No meu prédio, lancei uma ideia: escrever. Usamos um chat e decidimos elaborar uma espécie de decálogo, boas regras que nos ajudem a enfrentar a situação juntos, o que basicamente significa conversar sobre o que essa situação significa para cada um de nós e ajudar um ao outro. Penso nos meus pais, meu colega de apartamento não está ganhando o suficiente, minha vizinha tem um sistema imunológico comprometido, há quem não possa sair, e assim por diante. Meu colega de apartamento queria enviar seu filho para a Calábria agora que as escolas estão fechadas, para a casa dos parentes. Ele refletiu com a mãe, eles entenderam que não seria uma boa ideia. Ele me disse que Cosenza tem mais ou menos 200.000 habitantes, o único hospital que eles têm é o Annunziata, com 40 postos de reanimação, e então não há nada. Agora, diante de uma consideração que entendo correta, que é, essencialmente, “não adoecer para não deixar os outros doentes”, o que faço com a ideia de “autocontrole biomédico”? O que faço com a ideia de que o hospital é uma “instituição disciplinar” quando a vida da minha mãe foi salva recentemente no hospital? Isso me faz pensar que aqueles que podem simplesmente repetir Foucault, como se isso fosse realmente suficiente para lidar com uma situação objetivamente cansativa, nunca puseram os pés em um hospital – para europeus, portanto acessível, gratuito e público.

Há um excelente artigo de Simone Pieranni chamado “Manifesto”, que também fala de poder. No entanto, o faz informando – ela fala sobre a China, da qual tendemos a ter uma ideia errada e preconceituosa.

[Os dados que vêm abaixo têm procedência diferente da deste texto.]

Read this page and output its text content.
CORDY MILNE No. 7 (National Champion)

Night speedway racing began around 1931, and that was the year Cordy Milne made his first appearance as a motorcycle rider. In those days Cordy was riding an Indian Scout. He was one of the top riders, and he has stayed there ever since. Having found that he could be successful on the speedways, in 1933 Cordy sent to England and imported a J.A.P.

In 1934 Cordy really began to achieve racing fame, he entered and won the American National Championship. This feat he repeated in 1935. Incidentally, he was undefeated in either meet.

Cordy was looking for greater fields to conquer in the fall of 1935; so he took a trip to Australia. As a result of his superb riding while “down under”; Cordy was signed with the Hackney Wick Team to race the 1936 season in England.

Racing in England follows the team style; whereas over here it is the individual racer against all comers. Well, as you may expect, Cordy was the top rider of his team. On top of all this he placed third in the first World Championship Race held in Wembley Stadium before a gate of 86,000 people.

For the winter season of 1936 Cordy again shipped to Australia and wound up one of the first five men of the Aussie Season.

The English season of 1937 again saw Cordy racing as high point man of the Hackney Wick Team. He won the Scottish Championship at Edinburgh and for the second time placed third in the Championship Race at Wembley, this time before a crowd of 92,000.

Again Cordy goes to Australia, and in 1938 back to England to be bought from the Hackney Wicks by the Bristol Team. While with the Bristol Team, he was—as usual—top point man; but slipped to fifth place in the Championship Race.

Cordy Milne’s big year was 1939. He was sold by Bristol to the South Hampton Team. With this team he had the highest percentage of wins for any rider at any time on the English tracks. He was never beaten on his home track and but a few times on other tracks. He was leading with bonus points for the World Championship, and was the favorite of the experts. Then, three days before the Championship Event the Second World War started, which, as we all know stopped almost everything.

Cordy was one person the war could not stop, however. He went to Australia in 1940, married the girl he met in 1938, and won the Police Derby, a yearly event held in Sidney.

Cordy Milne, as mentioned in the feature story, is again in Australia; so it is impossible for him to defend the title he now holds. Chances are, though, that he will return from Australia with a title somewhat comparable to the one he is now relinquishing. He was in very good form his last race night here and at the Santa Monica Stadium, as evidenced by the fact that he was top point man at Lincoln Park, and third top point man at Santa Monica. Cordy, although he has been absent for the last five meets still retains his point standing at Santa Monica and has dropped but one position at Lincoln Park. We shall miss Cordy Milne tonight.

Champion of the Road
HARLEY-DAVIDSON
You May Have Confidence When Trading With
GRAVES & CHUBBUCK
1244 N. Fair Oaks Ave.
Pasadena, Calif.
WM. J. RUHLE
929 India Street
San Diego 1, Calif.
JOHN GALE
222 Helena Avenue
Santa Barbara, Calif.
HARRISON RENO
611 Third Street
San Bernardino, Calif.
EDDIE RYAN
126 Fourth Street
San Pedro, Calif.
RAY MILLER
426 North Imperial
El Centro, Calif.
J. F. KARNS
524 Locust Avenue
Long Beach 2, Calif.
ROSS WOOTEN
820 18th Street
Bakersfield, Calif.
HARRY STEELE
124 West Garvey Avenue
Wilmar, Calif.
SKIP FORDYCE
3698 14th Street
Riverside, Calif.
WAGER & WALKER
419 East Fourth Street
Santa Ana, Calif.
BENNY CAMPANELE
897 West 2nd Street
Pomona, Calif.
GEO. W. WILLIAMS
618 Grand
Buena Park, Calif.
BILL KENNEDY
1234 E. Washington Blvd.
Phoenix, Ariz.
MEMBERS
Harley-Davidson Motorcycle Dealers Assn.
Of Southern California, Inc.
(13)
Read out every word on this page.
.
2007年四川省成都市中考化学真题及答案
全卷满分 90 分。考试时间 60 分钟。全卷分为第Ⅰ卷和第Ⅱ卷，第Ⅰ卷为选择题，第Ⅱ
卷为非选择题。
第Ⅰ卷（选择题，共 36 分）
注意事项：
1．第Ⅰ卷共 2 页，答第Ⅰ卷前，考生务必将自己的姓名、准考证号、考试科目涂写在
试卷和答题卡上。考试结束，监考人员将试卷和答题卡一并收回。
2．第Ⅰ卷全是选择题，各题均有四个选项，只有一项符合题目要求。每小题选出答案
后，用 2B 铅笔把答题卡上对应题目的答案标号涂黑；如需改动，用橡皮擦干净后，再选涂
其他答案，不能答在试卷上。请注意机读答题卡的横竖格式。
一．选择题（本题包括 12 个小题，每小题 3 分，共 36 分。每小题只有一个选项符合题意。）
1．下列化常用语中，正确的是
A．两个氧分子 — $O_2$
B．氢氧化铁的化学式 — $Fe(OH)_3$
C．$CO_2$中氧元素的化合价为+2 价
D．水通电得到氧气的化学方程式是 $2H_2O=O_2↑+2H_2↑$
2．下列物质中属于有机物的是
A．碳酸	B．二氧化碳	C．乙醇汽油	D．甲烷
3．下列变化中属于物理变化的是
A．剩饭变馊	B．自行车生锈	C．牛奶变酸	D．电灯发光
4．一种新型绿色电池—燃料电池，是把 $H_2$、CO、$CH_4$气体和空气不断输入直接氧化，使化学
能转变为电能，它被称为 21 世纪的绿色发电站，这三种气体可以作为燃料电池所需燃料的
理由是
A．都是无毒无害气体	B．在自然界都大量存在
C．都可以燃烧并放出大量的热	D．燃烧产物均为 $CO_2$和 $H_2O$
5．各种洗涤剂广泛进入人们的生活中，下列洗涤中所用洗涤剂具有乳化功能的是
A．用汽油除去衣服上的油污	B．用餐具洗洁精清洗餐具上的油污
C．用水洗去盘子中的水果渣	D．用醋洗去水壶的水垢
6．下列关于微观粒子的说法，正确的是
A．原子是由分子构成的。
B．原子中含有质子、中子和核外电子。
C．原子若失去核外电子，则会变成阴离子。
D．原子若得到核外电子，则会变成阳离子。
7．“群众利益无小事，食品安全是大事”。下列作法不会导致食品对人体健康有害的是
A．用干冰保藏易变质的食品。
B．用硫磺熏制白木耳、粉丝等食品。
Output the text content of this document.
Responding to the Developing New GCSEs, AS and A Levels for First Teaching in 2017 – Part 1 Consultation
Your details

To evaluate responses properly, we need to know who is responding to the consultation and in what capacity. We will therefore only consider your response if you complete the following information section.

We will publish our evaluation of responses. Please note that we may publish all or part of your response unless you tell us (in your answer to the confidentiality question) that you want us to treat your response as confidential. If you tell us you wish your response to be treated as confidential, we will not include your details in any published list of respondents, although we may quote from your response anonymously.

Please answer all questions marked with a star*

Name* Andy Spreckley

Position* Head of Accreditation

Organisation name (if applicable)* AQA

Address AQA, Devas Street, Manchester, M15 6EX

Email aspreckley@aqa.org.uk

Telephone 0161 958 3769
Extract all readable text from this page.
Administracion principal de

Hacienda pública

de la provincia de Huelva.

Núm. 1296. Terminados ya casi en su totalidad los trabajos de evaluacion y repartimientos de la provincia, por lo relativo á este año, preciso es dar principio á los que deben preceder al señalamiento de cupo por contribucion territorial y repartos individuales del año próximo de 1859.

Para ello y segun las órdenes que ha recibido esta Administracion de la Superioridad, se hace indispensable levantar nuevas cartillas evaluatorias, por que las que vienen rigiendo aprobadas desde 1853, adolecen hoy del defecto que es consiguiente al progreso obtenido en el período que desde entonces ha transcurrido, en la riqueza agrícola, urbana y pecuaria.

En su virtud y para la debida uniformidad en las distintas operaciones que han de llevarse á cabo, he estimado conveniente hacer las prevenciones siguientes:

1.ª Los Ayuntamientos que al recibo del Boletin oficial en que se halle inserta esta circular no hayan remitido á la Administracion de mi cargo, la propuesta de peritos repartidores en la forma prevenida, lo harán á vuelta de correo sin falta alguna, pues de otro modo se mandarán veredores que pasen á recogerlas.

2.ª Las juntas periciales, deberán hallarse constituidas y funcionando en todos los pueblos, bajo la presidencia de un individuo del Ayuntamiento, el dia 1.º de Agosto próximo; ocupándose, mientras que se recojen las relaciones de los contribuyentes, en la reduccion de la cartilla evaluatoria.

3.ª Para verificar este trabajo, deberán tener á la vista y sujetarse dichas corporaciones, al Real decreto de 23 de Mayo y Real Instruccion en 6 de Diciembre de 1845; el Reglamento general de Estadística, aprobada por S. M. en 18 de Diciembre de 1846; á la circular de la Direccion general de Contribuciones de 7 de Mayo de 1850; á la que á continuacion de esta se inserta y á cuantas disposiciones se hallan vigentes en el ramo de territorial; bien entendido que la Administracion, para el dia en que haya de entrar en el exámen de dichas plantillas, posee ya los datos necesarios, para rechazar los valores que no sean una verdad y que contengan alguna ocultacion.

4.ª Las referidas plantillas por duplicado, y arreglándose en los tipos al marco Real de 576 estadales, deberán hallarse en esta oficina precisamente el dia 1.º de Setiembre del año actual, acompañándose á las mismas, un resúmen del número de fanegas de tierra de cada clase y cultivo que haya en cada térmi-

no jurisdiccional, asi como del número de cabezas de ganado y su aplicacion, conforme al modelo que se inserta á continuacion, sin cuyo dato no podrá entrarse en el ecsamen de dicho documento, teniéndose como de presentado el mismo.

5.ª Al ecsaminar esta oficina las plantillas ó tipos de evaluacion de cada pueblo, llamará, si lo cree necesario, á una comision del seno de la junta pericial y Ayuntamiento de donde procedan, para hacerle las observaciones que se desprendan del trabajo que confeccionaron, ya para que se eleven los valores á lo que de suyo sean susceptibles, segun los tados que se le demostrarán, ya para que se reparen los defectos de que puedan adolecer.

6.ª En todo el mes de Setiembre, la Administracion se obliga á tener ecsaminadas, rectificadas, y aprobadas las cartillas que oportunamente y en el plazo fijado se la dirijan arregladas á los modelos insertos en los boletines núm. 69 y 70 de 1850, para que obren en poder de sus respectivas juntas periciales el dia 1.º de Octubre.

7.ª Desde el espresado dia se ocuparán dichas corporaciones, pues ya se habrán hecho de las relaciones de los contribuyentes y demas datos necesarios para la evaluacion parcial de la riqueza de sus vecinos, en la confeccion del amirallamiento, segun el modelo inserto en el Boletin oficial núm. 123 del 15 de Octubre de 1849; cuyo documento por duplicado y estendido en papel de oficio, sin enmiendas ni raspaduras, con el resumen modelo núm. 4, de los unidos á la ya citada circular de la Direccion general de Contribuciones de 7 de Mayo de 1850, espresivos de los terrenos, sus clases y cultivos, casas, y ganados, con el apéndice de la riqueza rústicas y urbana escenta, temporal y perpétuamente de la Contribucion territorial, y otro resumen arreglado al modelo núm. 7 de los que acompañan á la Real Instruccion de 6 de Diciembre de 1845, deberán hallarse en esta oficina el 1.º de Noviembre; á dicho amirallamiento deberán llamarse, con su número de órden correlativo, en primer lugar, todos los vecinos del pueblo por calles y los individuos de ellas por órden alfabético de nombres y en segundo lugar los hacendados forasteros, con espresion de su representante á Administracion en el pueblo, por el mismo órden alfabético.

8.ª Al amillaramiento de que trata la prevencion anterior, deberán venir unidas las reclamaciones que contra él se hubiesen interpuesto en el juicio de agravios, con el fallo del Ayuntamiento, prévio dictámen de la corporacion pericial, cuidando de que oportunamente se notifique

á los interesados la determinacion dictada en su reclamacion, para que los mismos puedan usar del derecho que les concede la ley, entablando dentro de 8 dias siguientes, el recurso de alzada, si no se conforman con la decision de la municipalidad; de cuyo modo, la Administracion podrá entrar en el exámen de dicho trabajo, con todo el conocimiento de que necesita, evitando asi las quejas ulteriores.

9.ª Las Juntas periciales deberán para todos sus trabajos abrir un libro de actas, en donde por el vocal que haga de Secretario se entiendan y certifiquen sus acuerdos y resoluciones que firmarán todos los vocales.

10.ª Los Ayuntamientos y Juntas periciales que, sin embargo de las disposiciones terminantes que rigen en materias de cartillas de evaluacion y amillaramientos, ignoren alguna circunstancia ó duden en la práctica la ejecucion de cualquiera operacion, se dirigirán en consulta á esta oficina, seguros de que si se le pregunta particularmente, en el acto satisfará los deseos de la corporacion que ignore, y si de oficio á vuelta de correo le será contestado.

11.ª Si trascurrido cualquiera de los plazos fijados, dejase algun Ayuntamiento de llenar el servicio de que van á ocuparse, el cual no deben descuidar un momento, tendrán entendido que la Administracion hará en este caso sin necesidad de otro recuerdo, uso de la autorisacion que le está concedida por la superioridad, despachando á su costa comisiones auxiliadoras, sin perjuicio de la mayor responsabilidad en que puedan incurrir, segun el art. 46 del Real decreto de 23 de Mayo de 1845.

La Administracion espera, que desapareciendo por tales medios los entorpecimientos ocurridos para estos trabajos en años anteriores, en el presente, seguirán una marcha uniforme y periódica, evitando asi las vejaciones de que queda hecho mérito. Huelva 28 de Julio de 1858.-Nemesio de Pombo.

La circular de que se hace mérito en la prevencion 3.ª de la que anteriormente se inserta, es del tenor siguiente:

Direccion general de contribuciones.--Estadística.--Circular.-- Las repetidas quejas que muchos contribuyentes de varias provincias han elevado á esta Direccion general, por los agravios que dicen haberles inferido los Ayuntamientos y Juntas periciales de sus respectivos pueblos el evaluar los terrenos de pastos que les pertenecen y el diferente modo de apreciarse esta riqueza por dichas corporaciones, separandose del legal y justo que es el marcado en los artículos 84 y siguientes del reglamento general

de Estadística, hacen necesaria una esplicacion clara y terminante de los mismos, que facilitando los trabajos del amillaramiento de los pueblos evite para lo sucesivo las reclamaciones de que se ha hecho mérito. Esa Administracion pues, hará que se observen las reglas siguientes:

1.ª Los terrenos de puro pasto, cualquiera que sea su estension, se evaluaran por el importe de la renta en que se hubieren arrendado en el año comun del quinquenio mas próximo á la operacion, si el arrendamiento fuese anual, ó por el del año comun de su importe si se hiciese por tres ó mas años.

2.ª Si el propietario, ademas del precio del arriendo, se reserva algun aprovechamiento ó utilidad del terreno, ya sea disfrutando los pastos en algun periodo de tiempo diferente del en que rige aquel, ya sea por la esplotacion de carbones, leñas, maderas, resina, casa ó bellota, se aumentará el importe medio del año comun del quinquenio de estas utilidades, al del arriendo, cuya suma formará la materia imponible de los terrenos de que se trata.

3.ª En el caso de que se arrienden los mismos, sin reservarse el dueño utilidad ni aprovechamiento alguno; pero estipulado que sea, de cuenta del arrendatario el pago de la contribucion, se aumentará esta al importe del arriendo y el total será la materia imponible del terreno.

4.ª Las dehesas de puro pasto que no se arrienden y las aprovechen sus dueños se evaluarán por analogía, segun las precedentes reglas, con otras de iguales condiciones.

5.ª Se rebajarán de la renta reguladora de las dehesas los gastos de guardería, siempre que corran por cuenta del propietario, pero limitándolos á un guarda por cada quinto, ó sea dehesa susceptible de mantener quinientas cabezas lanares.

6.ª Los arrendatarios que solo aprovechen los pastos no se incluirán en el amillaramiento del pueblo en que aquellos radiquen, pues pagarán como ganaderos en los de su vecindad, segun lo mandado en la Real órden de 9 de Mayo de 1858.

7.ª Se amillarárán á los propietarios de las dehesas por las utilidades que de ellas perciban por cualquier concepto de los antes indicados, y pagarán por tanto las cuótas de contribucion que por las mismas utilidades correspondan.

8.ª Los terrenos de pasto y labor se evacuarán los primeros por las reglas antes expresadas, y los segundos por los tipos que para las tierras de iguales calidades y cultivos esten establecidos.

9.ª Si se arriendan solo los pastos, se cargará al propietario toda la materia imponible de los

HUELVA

Os editoriais (opiniões) não podem substituir informações e injunções por um otimismo desenfreado e cego que não têm utilidade para ninguém. Apenas manifeste sua presença desobediente, como foi feito nos flash mobs de 6, mas sem enfatizar, nessa circunstância específica, o desfazimento da trama de relacionamentos e cuidados em que estamos inseridos.

Mais do que a lei do Pai, penso em meu pai real, em casa, em dificuldade, com uma forma de demência que o confunde, que de repente o transformou em criança. Não, não considero nem por um segundo deixar meu pai em casa sozinho e se não tiver febre, ficarei em casa com ele.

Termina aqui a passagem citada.